Burt worked alongside inspectors and teachers testing not only those children that were falling behind but all children in London schools. Lower achievement scores by the children of the poor were cited as the cause of falling standards.
Burt and his colleagues dismissed the relevance of factors that contributed to these low scores, such as the socioeconomic background of the child and their home environment, as well as their general health – malnutrition and other medical ailments were common among the children of the poor. They also ignored the fact that many schools in the poorer areas of London could not recruit qualified teachers.
Nevertheless, in 1917, Robert Blair, the Education Officer for London, stated that the new methods of measuring intelligence were a way to “lift the practice of teaching… lay it on a broad scientific foundation”, and “show the world that the teaching profession was a learned one”.
How Testing Perpetuates Social Inequality
Burt believed that a child’s future success and potential could be ascertained by the age of 11. With the support of eminent educationalists, including those at the leading teacher training institute, the London Day Training College, where Burt also worked from 1924 onwards, and the school inspectors, he presented his findings to the influential Hadow Committee in 1924 and again in 1926.

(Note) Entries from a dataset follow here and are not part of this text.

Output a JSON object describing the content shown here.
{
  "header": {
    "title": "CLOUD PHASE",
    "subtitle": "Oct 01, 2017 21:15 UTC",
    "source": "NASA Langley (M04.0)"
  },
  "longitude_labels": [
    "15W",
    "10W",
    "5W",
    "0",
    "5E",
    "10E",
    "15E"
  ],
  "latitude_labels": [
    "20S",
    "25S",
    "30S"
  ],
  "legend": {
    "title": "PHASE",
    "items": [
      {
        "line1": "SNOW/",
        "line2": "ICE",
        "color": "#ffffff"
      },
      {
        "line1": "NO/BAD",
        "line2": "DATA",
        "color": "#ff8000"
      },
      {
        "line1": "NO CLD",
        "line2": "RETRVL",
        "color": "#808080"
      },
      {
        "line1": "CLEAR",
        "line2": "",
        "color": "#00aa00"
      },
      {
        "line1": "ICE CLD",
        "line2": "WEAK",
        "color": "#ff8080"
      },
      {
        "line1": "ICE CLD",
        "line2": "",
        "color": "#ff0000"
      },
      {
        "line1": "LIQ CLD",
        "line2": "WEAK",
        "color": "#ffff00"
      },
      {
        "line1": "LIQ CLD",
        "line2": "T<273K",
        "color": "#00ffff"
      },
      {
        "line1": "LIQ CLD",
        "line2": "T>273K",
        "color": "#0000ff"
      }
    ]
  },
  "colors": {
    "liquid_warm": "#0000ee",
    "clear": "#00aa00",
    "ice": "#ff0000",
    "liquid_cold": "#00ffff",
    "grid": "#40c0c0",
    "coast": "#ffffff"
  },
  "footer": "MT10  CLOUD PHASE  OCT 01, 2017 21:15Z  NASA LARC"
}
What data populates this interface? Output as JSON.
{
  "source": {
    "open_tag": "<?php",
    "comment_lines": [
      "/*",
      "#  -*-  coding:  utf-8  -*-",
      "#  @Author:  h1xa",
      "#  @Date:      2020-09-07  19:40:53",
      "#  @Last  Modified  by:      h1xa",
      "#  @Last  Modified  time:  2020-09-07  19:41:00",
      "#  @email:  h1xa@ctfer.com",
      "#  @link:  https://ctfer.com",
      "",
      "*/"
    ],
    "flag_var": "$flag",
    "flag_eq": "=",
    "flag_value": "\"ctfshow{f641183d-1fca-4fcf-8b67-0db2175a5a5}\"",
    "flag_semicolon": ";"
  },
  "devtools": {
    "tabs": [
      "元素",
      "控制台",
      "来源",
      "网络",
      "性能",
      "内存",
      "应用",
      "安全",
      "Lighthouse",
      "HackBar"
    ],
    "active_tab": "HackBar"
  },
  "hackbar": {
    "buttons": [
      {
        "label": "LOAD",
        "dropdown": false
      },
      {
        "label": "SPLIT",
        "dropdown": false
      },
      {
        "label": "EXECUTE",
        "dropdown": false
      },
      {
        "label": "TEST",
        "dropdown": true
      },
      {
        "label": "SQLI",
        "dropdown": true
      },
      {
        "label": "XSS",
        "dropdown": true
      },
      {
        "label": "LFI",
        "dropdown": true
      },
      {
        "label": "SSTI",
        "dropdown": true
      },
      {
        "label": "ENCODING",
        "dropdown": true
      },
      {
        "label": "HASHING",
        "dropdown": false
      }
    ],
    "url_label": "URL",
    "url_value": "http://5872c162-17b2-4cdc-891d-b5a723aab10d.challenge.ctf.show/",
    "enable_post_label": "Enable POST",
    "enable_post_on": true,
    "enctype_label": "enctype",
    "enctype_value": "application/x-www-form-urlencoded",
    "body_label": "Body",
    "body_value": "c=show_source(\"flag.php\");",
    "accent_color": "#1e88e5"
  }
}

The committee that had been set up by the government during the interwar years to consider all aspects of schooling and to make recommendations on improvising the education system. These tests were, according to Burt, “instruments of scientific precision” that could accurately gauge the “innate cognitive ability of a child”. The result was the reorganisation of the school system and the introduction of the 11+ exam, which grouped children according to ability.
Those deemed to have a higher intelligence score were, if they were lucky, allocated one of the few fee-paying secondary school places. In effect, these tests permanently labelled the child, separating those who could go to secondary school and university from those who were destined for a school that led to a vocational career.

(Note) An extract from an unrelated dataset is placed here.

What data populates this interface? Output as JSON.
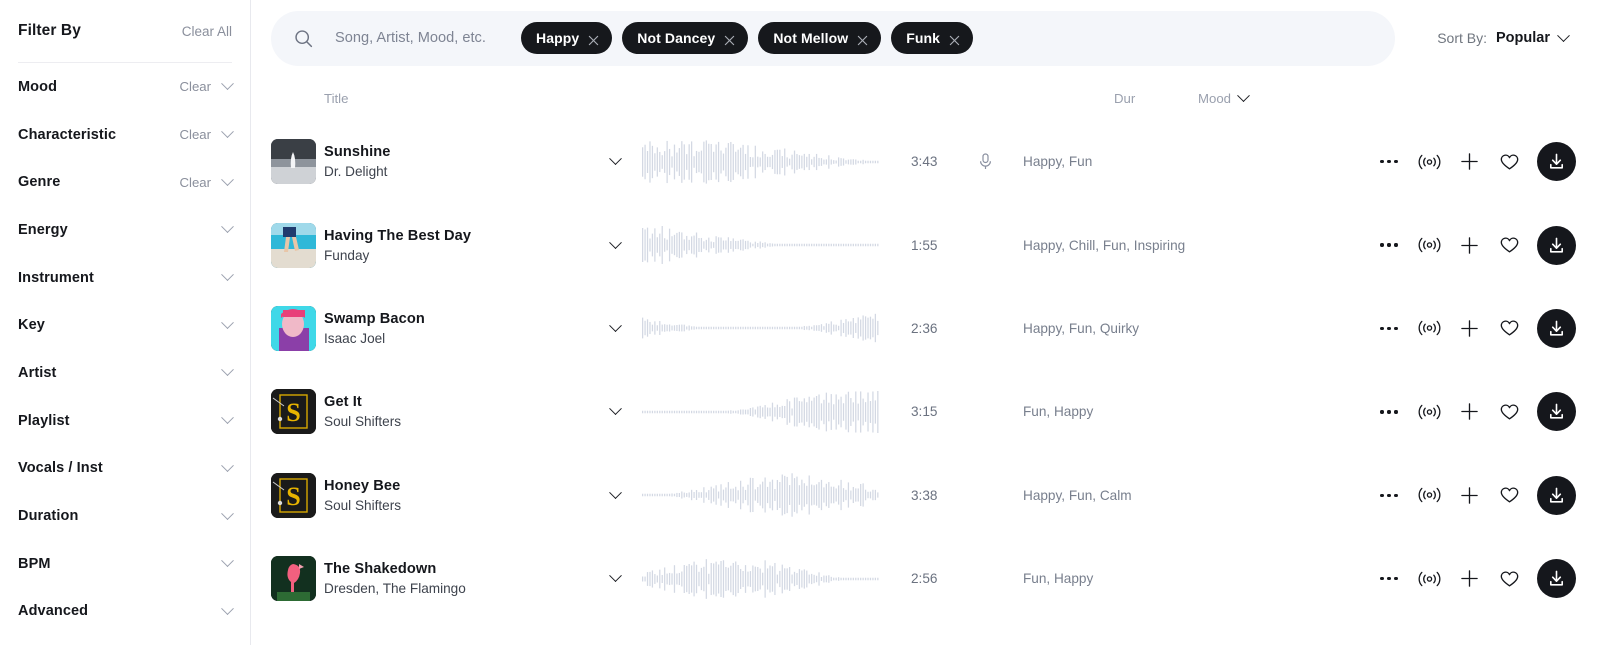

Burt continued to pursue his theory of fixed, innate intelligence throughout his life, referring to his earlier studies as evidence and claiming his theory was ‘incontestable’. Since then, it has been suggested that Burt falsified his data. Not only have the data for his studies that led to the implementation of the controversial 11+ examination been called into question, but so have the similarities in intelligence test scores and the unusually large sample size he is said to have used in his twin studies to demonstrate a close relationship between genetics and intelligence.

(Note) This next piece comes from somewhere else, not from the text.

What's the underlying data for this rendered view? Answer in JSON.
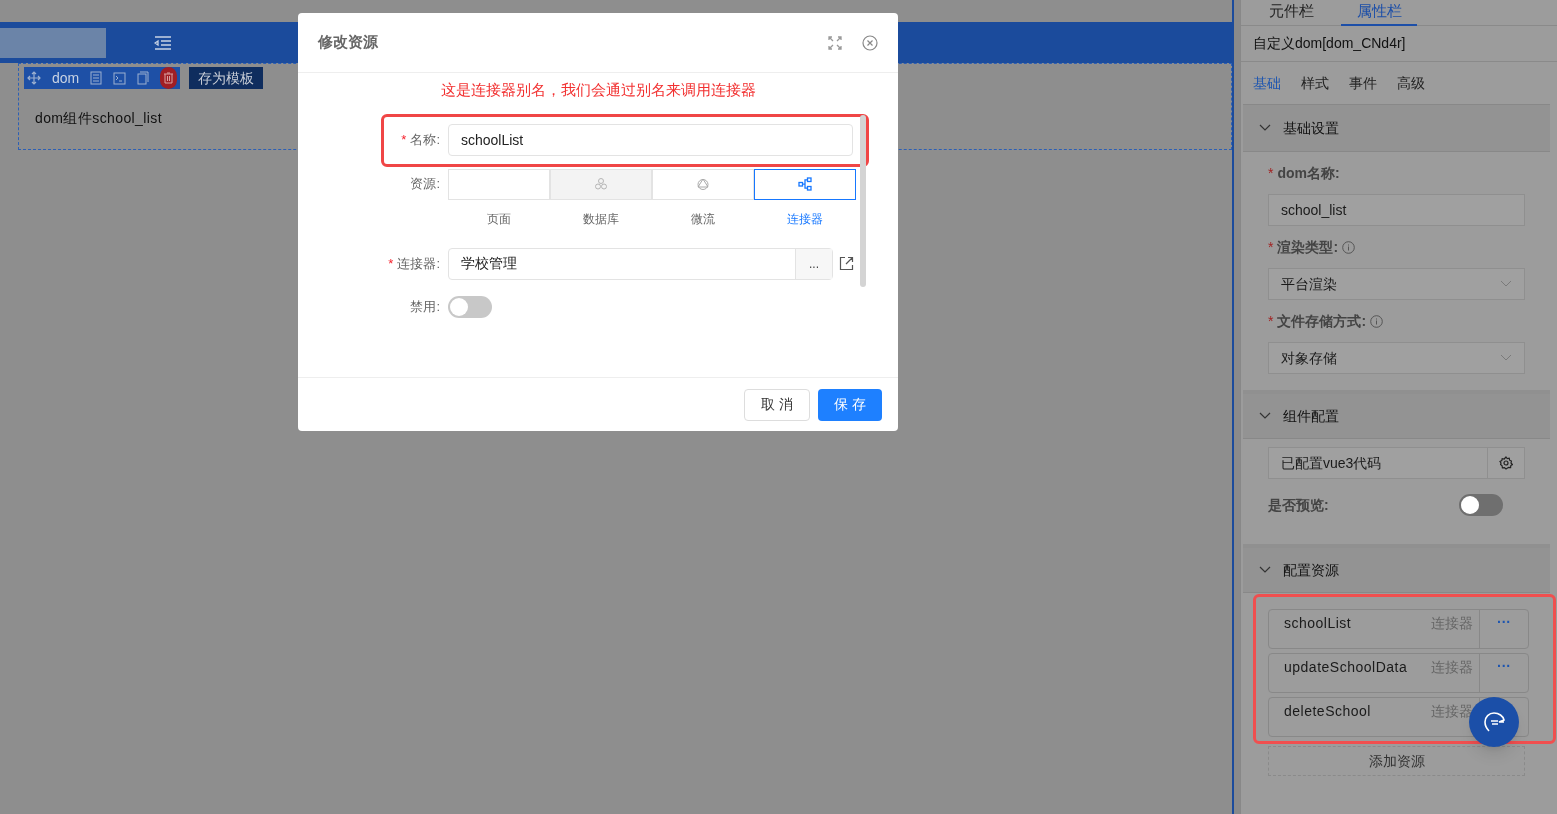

The controversial use of school tests to perpetuate racial inequalities was unearthed recently in the documentary ‘Subnormal: A British Scandal’. It revealed how these tests were used to marginalise Black and Asian children from mainstream education in the 1970s.
While there is no denying the importance of educational assessments in providing support for individuals with special needs, their misuse, and indeed their overuse, continues to disregard socioeconomic, health and other factors that influence educational attainment. The result is a system that perpetuates social inequality affecting the entire nation.